AfD in Gremien Erinnerungspolitik und Rechtsextremismus-Prävention mit Rechtspopulisten

Von|
Schickt die AfD einen Vertreter in ein Gedenkstättengremium, dem Gedenken in der Tat ein Anliegen ist, gefällt das der Parteibasis nicht, die den "Schuldkult" gern komplett beenden will. (Quelle: Screenshot Facebook, 28.02.2018)

 

Erinnerungspolitik mit Rechtspopulist_innen?

AfD Thüringen-Chef Björn Höcke fordert die „erinnerungspolitische Wende um 180 Grad“.  AfD-Richter und Bundestagsabgeordneter Jens Maier möchte „den Schuldkult“ für „beendet“ erklären – gemeint ist ein Ende des Gedenkens an die Verbrechen des Nationalsozialismus. AfD-Bundesvorsitzender Alexander Gauland möchte auf „Leistungen deutscher Soldaten in zwei Weltkriegen“ stolz sein. Mehrfach hat die AfD im vergangenen Jahr 2017 die Streichung von Geldern für Gedenkstätten gefordert – etwa will die  AfD Niedersachsen Gelder streichen für die KZ-Gedenkstätte Schillstraße in Braunschweig, für den „Denkort Bunker Valentin“ in Bremen, dem die „Junge Alternative“ „Mahntourismus“ vorwirft, oder die die AfD Baden-Württemberg für die NS-Gedenkstätte in Gurs.

Nichtsdestotrotz hat die AfD mit ihrem Einzug in Landesparlamente und Bundestag Anspruch auf Sitze in Gremien, die sich mit Erinnerungskultur und Rechtsextremismus-Prävention auseinandersetzen. Für alle Beteiligten eine neue Situation. Was erwartet diese Gremien mit der Beteiligung von AfD-Funktionären?

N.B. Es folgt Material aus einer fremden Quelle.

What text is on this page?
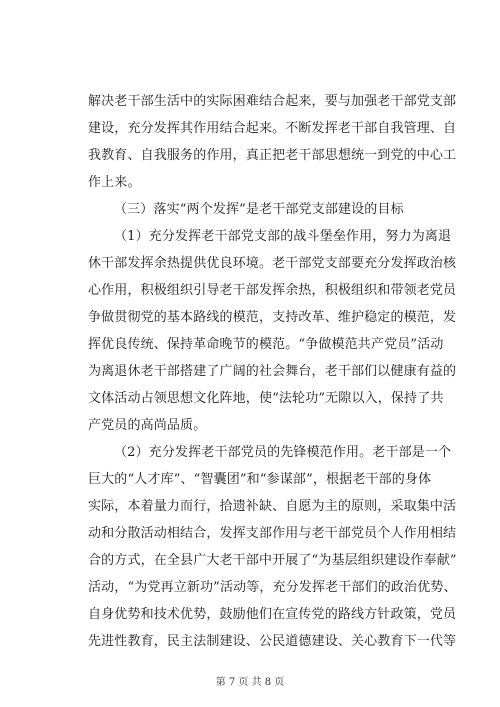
解决老干部生活中的实际困难结合起来，要与加强老干部党支部
建设，充分发挥其作用结合起来。不断发挥老干部自我管理、自
我教育、自我服务的作用，真正把老干部思想统一到党的中心工
作上来。

（三）落实“两个发挥”是老干部党支部建设的目标

（1）充分发挥老干部党支部的战斗堡垒作用，努力为离退
休干部发挥余热提供优良环境。老干部党支部要充分发挥政治核
心作用，积极组织引导老干部发挥余热，积极组织和带领老党员
争做贯彻党的基本路线的模范，支持改革、维护稳定的模范，发
挥优良传统、保持革命晚节的模范。“争做模范共产党员”活动
为离退休老干部搭建了广阔的社会舞台，老干部们以健康有益的
文体活动占领思想文化阵地，使“法轮功”无隙以入，保持了共
产党员的高尚品质。

（2）充分发挥老干部党员的先锋模范作用。老干部是一个
巨大的“人才库”、“智囊团”和“参谋部”，根据老干部的身体
实际，本着量力而行，拾遗补缺、自愿为主的原则，采取集中活
动和分散活动相结合，发挥支部作用与老干部党员个人作用相结
合的方式，在全县广大老干部中开展了“为基层组织建设作奉献”
活动，“为党再立新功”活动等，充分发挥老干部们的政治优势、
自身优势和技术优势，鼓励他们在宣传党的路线方针政策，党员
先进性教育，民主法制建设、公民道德建设、关心教育下一代等

第 7 页 共 8 页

Je prominenter, desto absenter

Institutionen, die bereits Erfahrung mit der Situation haben, sind die Landeszentralen für politische Bildung (LpB), in deren Kuratorien die AfD Einzug gehalten hat, nachdem sie in entsprechende Landtage gewählt wurden. Hier gibt es verschiedenste Erfahrungen. Im Kuratorium der LpB in Thüringen ist etwa AfD-Hardliner Björn Höcke Kuratoriumsmitglied. Auswirkungen hat das bisher allerdings keine: Der ehemalige Geschichtslehrer habe bislang „nur selten“ an Sitzungen des Kuratoriums teilgenommen, so die Auskunft aus der Landeszentrale.  Je prominenter das AfD-Kuratoriumsmitglied ist, desto größer offenbar auch die Chance, dass es gar nicht kommt.

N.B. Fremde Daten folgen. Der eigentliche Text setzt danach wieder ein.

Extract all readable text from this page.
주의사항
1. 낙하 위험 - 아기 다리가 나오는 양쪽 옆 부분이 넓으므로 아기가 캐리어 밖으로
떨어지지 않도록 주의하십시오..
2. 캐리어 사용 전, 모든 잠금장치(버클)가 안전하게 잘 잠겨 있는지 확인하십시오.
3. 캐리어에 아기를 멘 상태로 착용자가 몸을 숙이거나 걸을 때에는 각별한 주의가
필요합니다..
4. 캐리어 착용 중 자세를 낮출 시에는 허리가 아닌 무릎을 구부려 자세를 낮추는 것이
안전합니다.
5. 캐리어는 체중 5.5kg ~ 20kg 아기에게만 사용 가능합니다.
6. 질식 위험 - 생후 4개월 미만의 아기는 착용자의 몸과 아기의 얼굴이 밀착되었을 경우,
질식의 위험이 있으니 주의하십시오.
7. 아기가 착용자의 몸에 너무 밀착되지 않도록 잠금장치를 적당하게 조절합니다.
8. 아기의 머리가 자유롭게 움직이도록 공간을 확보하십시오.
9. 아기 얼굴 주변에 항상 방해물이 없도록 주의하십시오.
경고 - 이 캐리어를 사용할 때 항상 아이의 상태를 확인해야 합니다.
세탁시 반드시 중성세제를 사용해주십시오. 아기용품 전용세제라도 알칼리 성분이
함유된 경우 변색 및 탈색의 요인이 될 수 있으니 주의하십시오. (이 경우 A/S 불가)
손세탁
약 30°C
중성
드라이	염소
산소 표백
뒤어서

Eine Strategie: Wenig Öffentlichkeit

Aktivere AfD-Erfahrungen hat dagegen die Landeszentrale für politische Bildung in Baden-Württemberg. In deren Kuratorium sitzen Vertreter aller gewählten Parteien, davon 3 von der AfD und sieben unabhängige Mitglieder. Hat sich das Gremium durch die AfD-Präsenz verändert? Der stellvertretende Direktor Karl-Ulrich Templ verneint das: Weder Themen noch Umgang miteinander hätten sich dadurch geändert, dass das Kuratorium nun Mitglieder hat, die andererseits im Landtag beantragen, die LpB aufzulösen:  „Wir geben keiner Partei einen Sonderstatus, der es ihr ermöglicht, sich als Benachteiligte oder als Opfer staatlichen Handelns darzustellen. Wir wollen nicht, dass die AfD auf Grund von formalen Fehlern Aufmerksamkeit erfährt.“ Die Auseinandersetzung im Kuratorium werde argumentativ geführt:  „Wir diskutieren über problematische Aussagen und zeigen rechtspopulistischen Thesen und Behauptungen gegenüber Haltung, aber immer an der konkreten Sache, nicht wegen der Partei-Zugehörigkeit.“ Das funktioniere bisher gut.  Die AfD-Vertreter benähmen sich auch nicht provokativ, diskutierten sachlich und hätten bisher auch inhaltlich keinen Einfluss nehmen wollen – was etwa bei der Extremismus-Prävention ja durchaus vorstellbar wäre. „Aber ein Kuratorium ist ja auch internes Gremium ohne Öffentlichkeitswirkung – deshalb sucht auch die AfD hier nicht den Schauplatz für den politischen Schlagabtausch“, sagt Templ. Deshalb lautet auch seine generelle Empfehlung: „Einen unaufgeregten Umgang suchen, argumentativ und sachlich. Und nicht auf die AfD-Politiker starrten wie ein Kaninchen auf die Schlange, sondern sich nicht in der Arbeit behindern lassen.“

Ein Problem: Laute AfD-Vertreter

Wer einen provokanteren AfD-Vertreter ins Kuratorium bekommt, dem wird Gelassenheit manchmal weniger leicht fallen. Im Beirat des „Bündnisses für Demokratie und Toleranz“ sitzt seit Ende 2017 der rassistische AfD-Richter Jens Maier, der auch sofort nach Ernennung anfing, sich herabwürdigend über den Beirat zu äußern („Heute erste Sitzung des Bündnis für Demokratie und Toleranz. Zeit, Licht in die dunkle Höhle zu werfen“, auf Twitter).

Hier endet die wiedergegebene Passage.